La delegada defensorial en Potosí, Vilma Martínez, reveló que el Comité Cívico Potosinista (Comcipo) rechazó sentarse a dialogar con esta entidad y tampoco prosperó una reunión con otros actores mediadores.
“La Defensoría del Pueblo ha estado insistiendo en acudir a una mesa de diálogo; ayer (miércoles) hemos estado accediendo a caprichos del Comité Cívico, para que al final no se siente en la mesa, porque la Defensoría ha iniciado un proceso contra uno de sus miembros, se intentó mediar con la Iglesia, pero no ha prosperado”, dijo.
Una parte del sector gremial, liderada por Francisco Figueroa, confirmó un paro indefinido en rechazo a la Ley 1386, de Estrategia Nacional de Lucha Contra la Legitimación de Ganancias Ilícitas y el Financiamiento al Terrorismo. A este movimiento de protesta se adhirieron comités cívicos de siete ciudades capitales del país. La Paz y Pando rechazaron asumir la medida.

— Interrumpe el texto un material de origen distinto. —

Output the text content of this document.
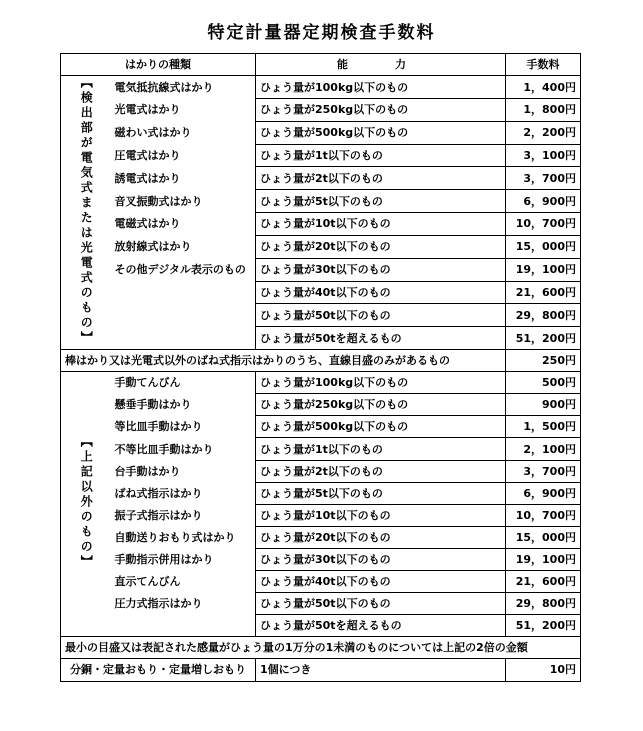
特定計量器定期検査手数料
はかりの種類		能　力	手数料
【検出部が電気式または光電式のもの】	電気抵抗線式はかり	ひょう量が100kg以下のもの	1，400円
	光電式はかり	ひょう量が250kg以下のもの	1，800円
	磁わい式はかり	ひょう量が500kg以下のもの	2，200円
	圧電式はかり	ひょう量が1t以下のもの	3，100円
	誘電式はかり	ひょう量が2t以下のもの	3，700円
	音叉振動式はかり	ひょう量が5t以下のもの	6，900円
	電磁式はかり	ひょう量が10t以下のもの	10，700円
	放射線式はかり	ひょう量が20t以下のもの	15，000円
	その他デジタル表示のもの	ひょう量が30t以下のもの	19，100円
		ひょう量が40t以下のもの	21，600円
		ひょう量が50t以下のもの	29，800円
		ひょう量が50tを超えるもの	51，200円
棒はかり又は光電式以外のばね式指示はかりのうち、直線目盛のみがあるもの			250円
【上記以外のもの】	手動てんびん	ひょう量が100kg以下のもの	500円
	懸垂手動はかり	ひょう量が250kg以下のもの	900円
	等比皿手動はかり	ひょう量が500kg以下のもの	1，500円
	不等比皿手動はかり	ひょう量が1t以下のもの	2，100円
	台手動はかり	ひょう量が2t以下のもの	3，700円
	ばね式指示はかり	ひょう量が5t以下のもの	6，900円
	振子式指示はかり	ひょう量が10t以下のもの	10，700円
	自動送りおもり式はかり	ひょう量が20t以下のもの	15，000円
	手動指示併用はかり	ひょう量が30t以下のもの	19，100円
	直示てんびん	ひょう量が40t以下のもの	21，600円
	圧力式指示はかり	ひょう量が50t以下のもの	29，800円
		ひょう量が50tを超えるもの	51，200円
最小の目盛又は表記された感量がひょう量の1万分の1未満のものについては上記の2倍の金額			
分銅・定量おもり・定量増しおもり		1個につき	10円
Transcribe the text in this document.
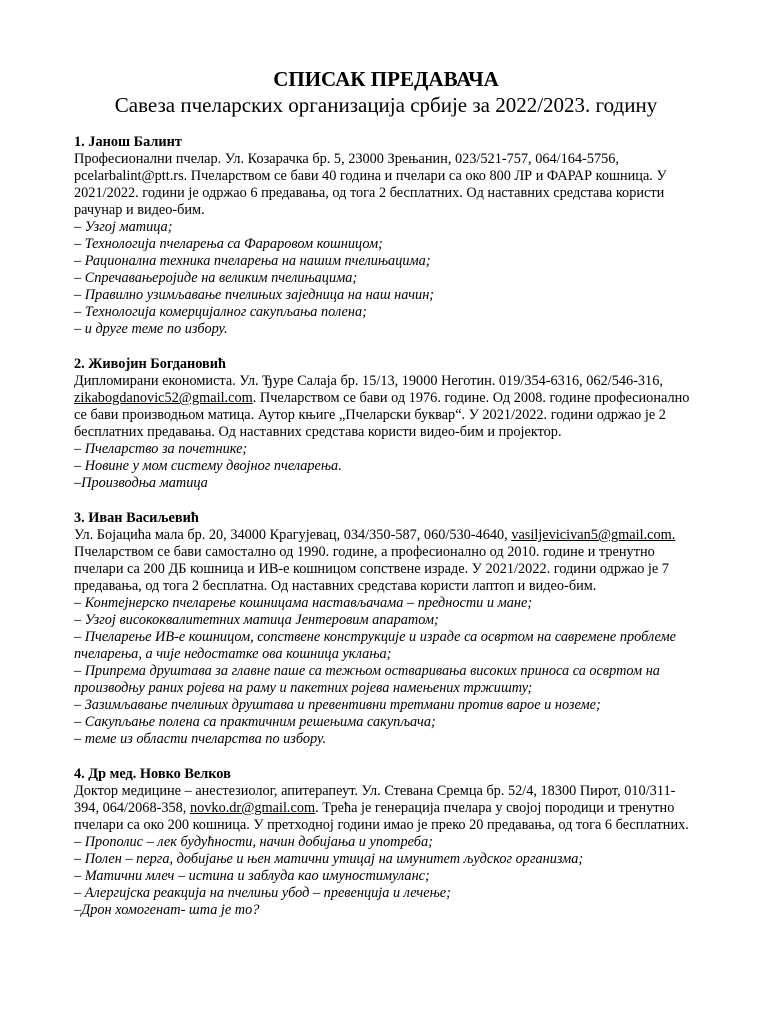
СПИСАК ПРЕДАВАЧА
Савеза пчеларских организација србије за 2022/2023. годину
1. Јанош Балинт

Професионални пчелар. Ул. Козарачка бр. 5, 23000 Зрењанин, 023/521-757, 064/164-5756, pcelarbalint@ptt.rs. Пчеларством се бави 40 година и пчелари са око 800 ЛР и ФАРАР кошница. У 2021/2022. години је одржао 6 предавања, од тога 2 бесплатних. Од наставних средстава користи рачунар и видео-бим.

– Узгој матица;
– Технологија пчеларења са Фараровом кошницом;
– Рационална техника пчеларења на нашим пчелињацима;
– Спречавањеројиде на великим пчелињацима;
– Правилно узимљавање пчелињих заједница на наш начин;
– Технологија комерцијалног сакупљања полена;
– и друге теме по избору.
2. Живојин Богдановић

Дипломирани економиста. Ул. Ђуре Салаја бр. 15/13, 19000 Неготин. 019/354-6316, 062/546-316, zikabogdanovic52@gmail.com. Пчеларством се бави од 1976. године. Од 2008. године професионално се бави производњом матица. Аутор књиге „Пчеларски буквар“. У 2021/2022. години одржао је 2 бесплатних предавања. Од наставних средстава користи видео-бим и пројектор.

– Пчеларство за почетнике;
– Новине у мом систему двојног пчеларења.
–Производња матица
3. Иван Васиљевић

Ул. Бојацића мала бр. 20, 34000 Крагујевац, 034/350-587, 060/530-4640, vasiljevicivan5@gmail.com. Пчеларством се бави самостално од 1990. године, а професионално од 2010. године и тренутно пчелари са 200 ДБ кошница и ИВ-е кошницом сопствене израде. У 2021/2022. години одржао је 7 предавања, од тога 2 бесплатна. Од наставних средстава користи лаптоп и видео-бим.

– Контејнерско пчеларење кошницама настављачама – предности и мане;
– Узгој висококвалитетних матица Јентеровим апаратом;
– Пчеларење ИВ-е кошницом, сопствене конструкције и израде са освртом на савремене проблеме пчеларења, а чије недостатке ова кошница уклања;
– Припрема друштава за главне паше са тежњом остваривања високих приноса са освртом на производњу раних ројева на раму и пакетних ројева намењених тржишту;
– Зазимљавање пчелињих друштава и превентивни третмани против вароe и ноземе;
– Сакупљање полена са практичним решењима сакупљача;
– теме из области пчеларства по избору.
4. Др мед. Новко Велков

Доктор медицине – анестезиолог, апитерапеут. Ул. Стевана Сремца бр. 52/4, 18300 Пирот, 010/311-394, 064/2068-358, novko.dr@gmail.com. Трећа је генерација пчелара у својој породици и тренутно пчелари са око 200 кошница. У претходној години имао је преко 20 предавања, од тога 6 бесплатних.

– Прополис – лек будућности, начин добијања и употреба;
– Полен – перга, добијање и њен матични утицај на имунитет људског организма;
– Матични млеч – истина и заблуда као имуностимуланс;
– Алергијска реакција на пчелињи убод – превенција и лечење;
–Дрон хомогенат- шта је то?
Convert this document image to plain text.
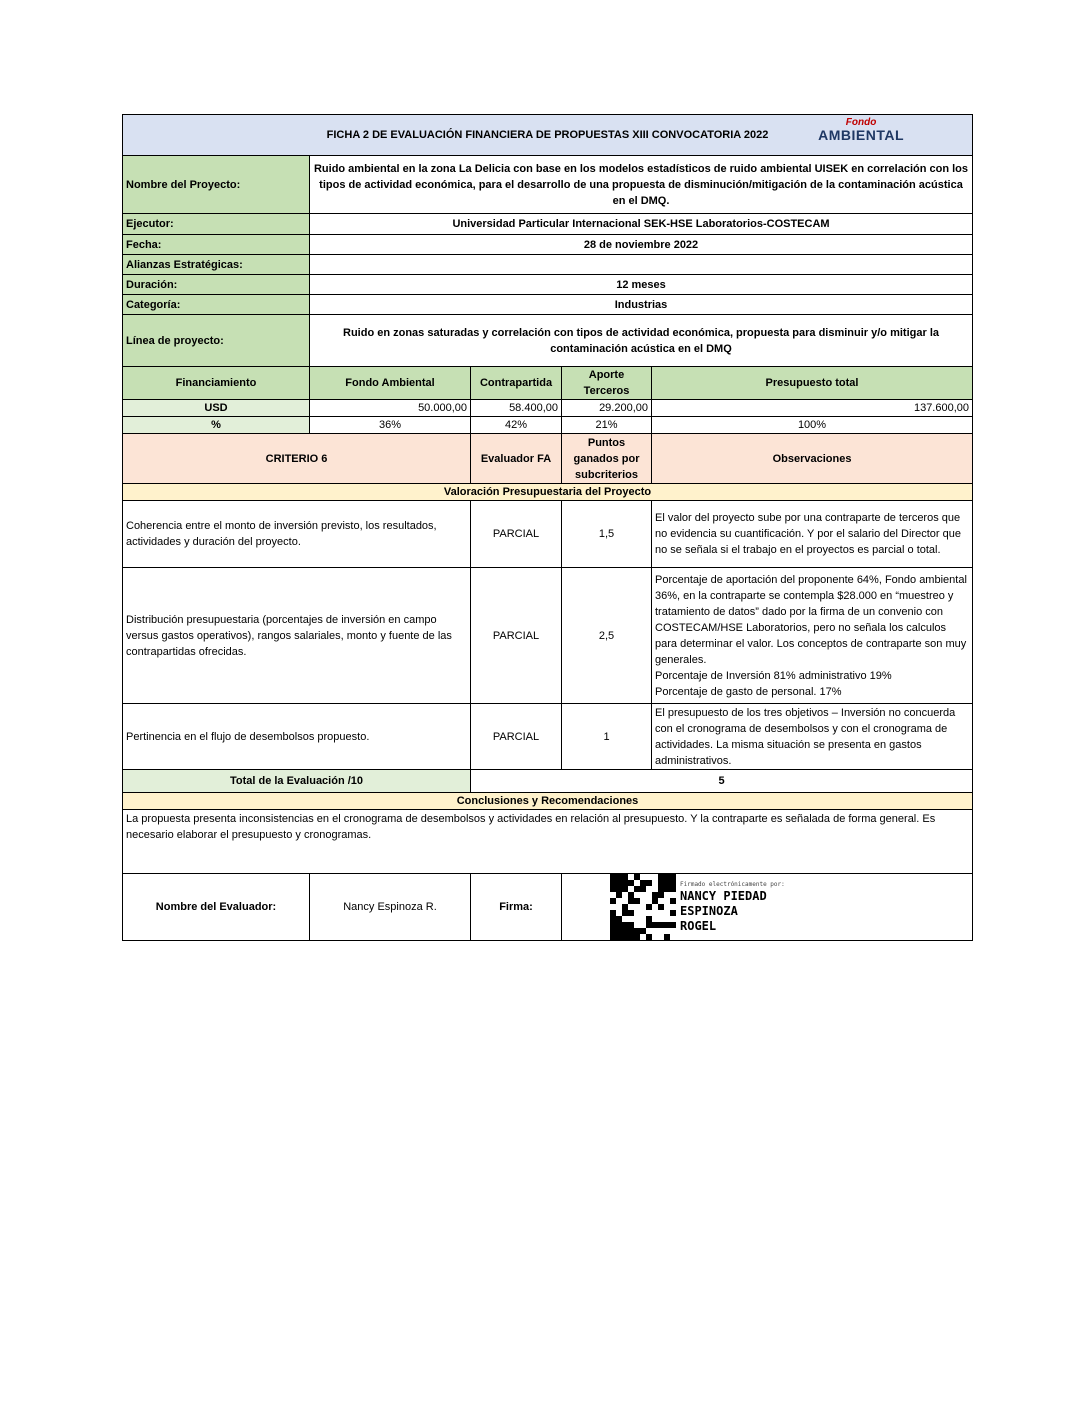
FICHA 2 DE EVALUACIÓN FINANCIERA DE PROPUESTAS XIII CONVOCATORIA 2022
Fondo
AMBIENTAL				

Nombre del Proyecto:	Ruido ambiental en la zona La Delicia con base en los modelos estadísticos de ruido ambiental UISEK en correlación con los tipos de actividad económica, para el desarrollo de una propuesta de disminución/mitigación de la contaminación acústica en el DMQ.			
Ejecutor:	Universidad Particular Internacional SEK-HSE Laboratorios-COSTECAM			
Fecha:	28 de noviembre 2022			
Alianzas Estratégicas:				
Duración:	12 meses			
Categoría:	Industrias			
Línea de proyecto:	Ruido en zonas saturadas y correlación con tipos de actividad económica, propuesta para disminuir y/o mitigar la contaminación acústica en el DMQ			
Financiamiento	Fondo Ambiental	Contrapartida	Aporte Terceros	Presupuesto total
USD	50.000,00	58.400,00	29.200,00	137.600,00
%	36%	42%	21%	100%
CRITERIO 6		Evaluador FA	Puntos ganados por subcriterios	Observaciones
Valoración Presupuestaria del Proyecto				
Coherencia entre el monto de inversión previsto, los resultados, actividades y duración del proyecto.		PARCIAL	1,5	El valor del proyecto sube por una contraparte de terceros que no evidencia su cuantificación. Y por el salario del Director que no se señala si el trabajo en el proyectos es parcial o total.
Distribución presupuestaria (porcentajes de inversión en campo versus gastos operativos), rangos salariales, monto y fuente de las contrapartidas ofrecidas.		PARCIAL	2,5	Porcentaje de aportación del proponente 64%, Fondo ambiental 36%, en la contraparte se contempla $28.000 en “muestreo y tratamiento de datos” dado por la firma de un convenio con COSTECAM/HSE Laboratorios, pero no señala los calculos para determinar el valor. Los conceptos de contraparte son muy generales.
Porcentaje de Inversión 81% administrativo 19%
Porcentaje de gasto de personal. 17%

Pertinencia en el flujo de desembolsos propuesto.		PARCIAL	1	El presupuesto de los tres objetivos – Inversión no concuerda con el cronograma de desembolsos y con el cronograma de actividades. La misma situación se presenta en gastos administrativos.
Total de la Evaluación /10		5		
Conclusiones y Recomendaciones				
La propuesta presenta inconsistencias en el cronograma de desembolsos y actividades en relación al presupuesto. Y la contraparte es señalada de forma general. Es necesario elaborar el presupuesto y cronogramas.				
Nombre del Evaluador:	Nancy Espinoza R.	Firma:	Firmado electrónicamente por:
NANCY PIEDAD
ESPINOZA
ROGEL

Debido a los conflictos cívico-gremiales el martes un joven de 21 años, Basilio Titi, falleció atragantado con un bolo de coca, aunque se halló en la autopsia escoriaciones en su cuerpo, que se deben, según el informe forense, a una caída previa.
Martínez, adelantó que la Defensoría del Pueblo seguirá insistiendo en hallar una solución pacífica a la crisis social que está atravesando el país, aunque dijo que la tensión bajó un poco en Potosí debido a que los campesinos se retiraron a sus comunidades de origen.
“La justicia debe tomar cartas en el asunto, estamos en un territorio donde todo boliviano, venga de donde venga, tiene derecho a movilizarse; hemos verificado que hubo diferentes hechos de violencia por uno y otro lado, esperemos que el Ministerio Público pueda acelerar investigaciones para que no se repitan estas situaciones”, añadió.